Ihnen, liebe Frau Birk, möchte ich widersprechen. Das, was Sie jetzt an Anpassungen an das EU-Recht und im Rahmen der Vereinfachung für die Ärzte fordern, muss dann - bitte schön! - auch für die Apotheker gelten, nicht nur für die Ärzte.
Sie fordern internationale Standards, europäische Anerkennung. Die will ich auch. Da wollen wir gern zusammenkommen. Warum aber sollen wir uns in einem so umfassenden Fach wie der Allgemeinmedizin - wir sprechen nicht vom praktischen Arzt, sondern vom Allgemeinmediziner - die Minimalregelung wählen? Wollen Sie denn, dass die Ärzte einen Schnellkurs kriegen? Der Allgemeinmediziner muss eine Zeit in der inneren Medizin, in der Chirurgie, in der Pädiatrie, in der Radiologie, in der Psychiatrie
Dem muss ich heftig widersprechen.

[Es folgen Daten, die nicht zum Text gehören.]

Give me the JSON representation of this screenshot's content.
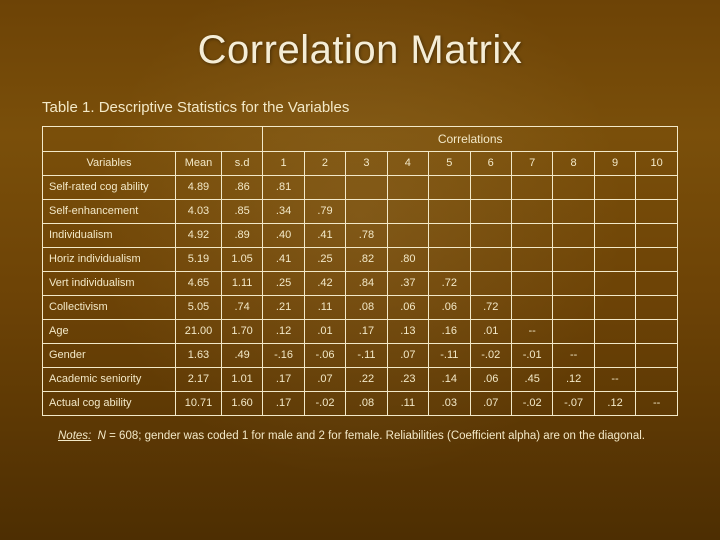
{
  "title": "Correlation Matrix",
  "caption": "Table 1. Descriptive Statistics for the Variables",
  "headers": {
    "correlations": "Correlations",
    "variables": "Variables",
    "mean": "Mean",
    "sd": "s.d"
  },
  "col_nums": [
    "1",
    "2",
    "3",
    "4",
    "5",
    "6",
    "7",
    "8",
    "9",
    "10"
  ],
  "rows": [
    {
      "name": "Self-rated cog ability",
      "mean": "4.89",
      "sd": ".86",
      "corr": [
        ".81",
        "",
        "",
        "",
        "",
        "",
        "",
        "",
        "",
        ""
      ]
    },
    {
      "name": "Self-enhancement",
      "mean": "4.03",
      "sd": ".85",
      "corr": [
        ".34",
        ".79",
        "",
        "",
        "",
        "",
        "",
        "",
        "",
        ""
      ]
    },
    {
      "name": "Individualism",
      "mean": "4.92",
      "sd": ".89",
      "corr": [
        ".40",
        ".41",
        ".78",
        "",
        "",
        "",
        "",
        "",
        "",
        ""
      ]
    },
    {
      "name": "Horiz individualism",
      "mean": "5.19",
      "sd": "1.05",
      "corr": [
        ".41",
        ".25",
        ".82",
        ".80",
        "",
        "",
        "",
        "",
        "",
        ""
      ]
    },
    {
      "name": "Vert individualism",
      "mean": "4.65",
      "sd": "1.11",
      "corr": [
        ".25",
        ".42",
        ".84",
        ".37",
        ".72",
        "",
        "",
        "",
        "",
        ""
      ]
    },
    {
      "name": "Collectivism",
      "mean": "5.05",
      "sd": ".74",
      "corr": [
        ".21",
        ".11",
        ".08",
        ".06",
        ".06",
        ".72",
        "",
        "",
        "",
        ""
      ]
    },
    {
      "name": "Age",
      "mean": "21.00",
      "sd": "1.70",
      "corr": [
        ".12",
        ".01",
        ".17",
        ".13",
        ".16",
        ".01",
        "--",
        "",
        "",
        ""
      ]
    },
    {
      "name": "Gender",
      "mean": "1.63",
      "sd": ".49",
      "corr": [
        "-.16",
        "-.06",
        "-.11",
        ".07",
        "-.11",
        "-.02",
        "-.01",
        "--",
        "",
        ""
      ]
    },
    {
      "name": "Academic seniority",
      "mean": "2.17",
      "sd": "1.01",
      "corr": [
        ".17",
        ".07",
        ".22",
        ".23",
        ".14",
        ".06",
        ".45",
        ".12",
        "--",
        ""
      ]
    },
    {
      "name": "Actual cog ability",
      "mean": "10.71",
      "sd": "1.60",
      "corr": [
        ".17",
        "-.02",
        ".08",
        ".11",
        ".03",
        ".07",
        "-.02",
        "-.07",
        ".12",
        "--"
      ]
    }
  ],
  "notes": {
    "label": "Notes:",
    "nlabel": "N",
    "text1": " = 608; gender was coded 1 for male and 2 for female. Reliabilities (Coefficient alpha) are on the diagonal."
  },
  "chart_data": {
    "type": "table",
    "title": "Correlation Matrix — Descriptive Statistics for the Variables",
    "n": 608,
    "variables": [
      "Self-rated cog ability",
      "Self-enhancement",
      "Individualism",
      "Horiz individualism",
      "Vert individualism",
      "Collectivism",
      "Age",
      "Gender",
      "Academic seniority",
      "Actual cog ability"
    ],
    "mean": [
      4.89,
      4.03,
      4.92,
      5.19,
      4.65,
      5.05,
      21.0,
      1.63,
      2.17,
      10.71
    ],
    "sd": [
      0.86,
      0.85,
      0.89,
      1.05,
      1.11,
      0.74,
      1.7,
      0.49,
      1.01,
      1.6
    ],
    "reliability_diagonal": [
      0.81,
      0.79,
      0.78,
      0.8,
      0.72,
      0.72,
      null,
      null,
      null,
      null
    ],
    "correlations_lower_triangle": {
      "2": {
        "1": 0.34
      },
      "3": {
        "1": 0.4,
        "2": 0.41
      },
      "4": {
        "1": 0.41,
        "2": 0.25,
        "3": 0.82
      },
      "5": {
        "1": 0.25,
        "2": 0.42,
        "3": 0.84,
        "4": 0.37
      },
      "6": {
        "1": 0.21,
        "2": 0.11,
        "3": 0.08,
        "4": 0.06,
        "5": 0.06
      },
      "7": {
        "1": 0.12,
        "2": 0.01,
        "3": 0.17,
        "4": 0.13,
        "5": 0.16,
        "6": 0.01
      },
      "8": {
        "1": -0.16,
        "2": -0.06,
        "3": -0.11,
        "4": 0.07,
        "5": -0.11,
        "6": -0.02,
        "7": -0.01
      },
      "9": {
        "1": 0.17,
        "2": 0.07,
        "3": 0.22,
        "4": 0.23,
        "5": 0.14,
        "6": 0.06,
        "7": 0.45,
        "8": 0.12
      },
      "10": {
        "1": 0.17,
        "2": -0.02,
        "3": 0.08,
        "4": 0.11,
        "5": 0.03,
        "6": 0.07,
        "7": -0.02,
        "8": -0.07,
        "9": 0.12
      }
    },
    "gender_coding": {
      "1": "male",
      "2": "female"
    }
  }
}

Nichts anderes ist in zwei oder drei Jahren möglich. Unterhalten Sie sich mit der Ärztekammer!
Ich erinnere mich daran, dass die Ärztekammer Schleswig-Holstein lange Zeit dafür gekämpft hat, bis es zu dieser fünfjährigen Weiterbildungszeit gekommen ist. Sie hat durchaus Sinn. Den halte ich heute immer noch für gegeben.
Es ist beantragt worden, den Gesetzentwurf dem Sozialausschuss zu überweisen. Wird Mitberatung gewünscht? - Das ist nicht der Fall. Ich bitte um ein Handzeichen, wer so beschließen will. - Gegenstimmen? - Stimmenthaltungen? - Das ist einstimmig so angenommen.
Meine Damen und Herren, die Fraktionen haben sich darauf verständigt, keine weiteren Tagesordnungspunkte vor der Mittagspause aufzurufen. Wir beginnen um 15 Uhr mit dem gesetzten Punkt 22.
Die Sitzung ist wieder eröffnet. Bevor wir wieder in die Tagesordnung eintreten, darf ich auf der Tribüne neue Gäste, Damen und Herren des CDU-Ortsverbandes Friedrichskoog, begrüßen. - Herzlich willkommen im Schleswig-Holsteinischen Landtag!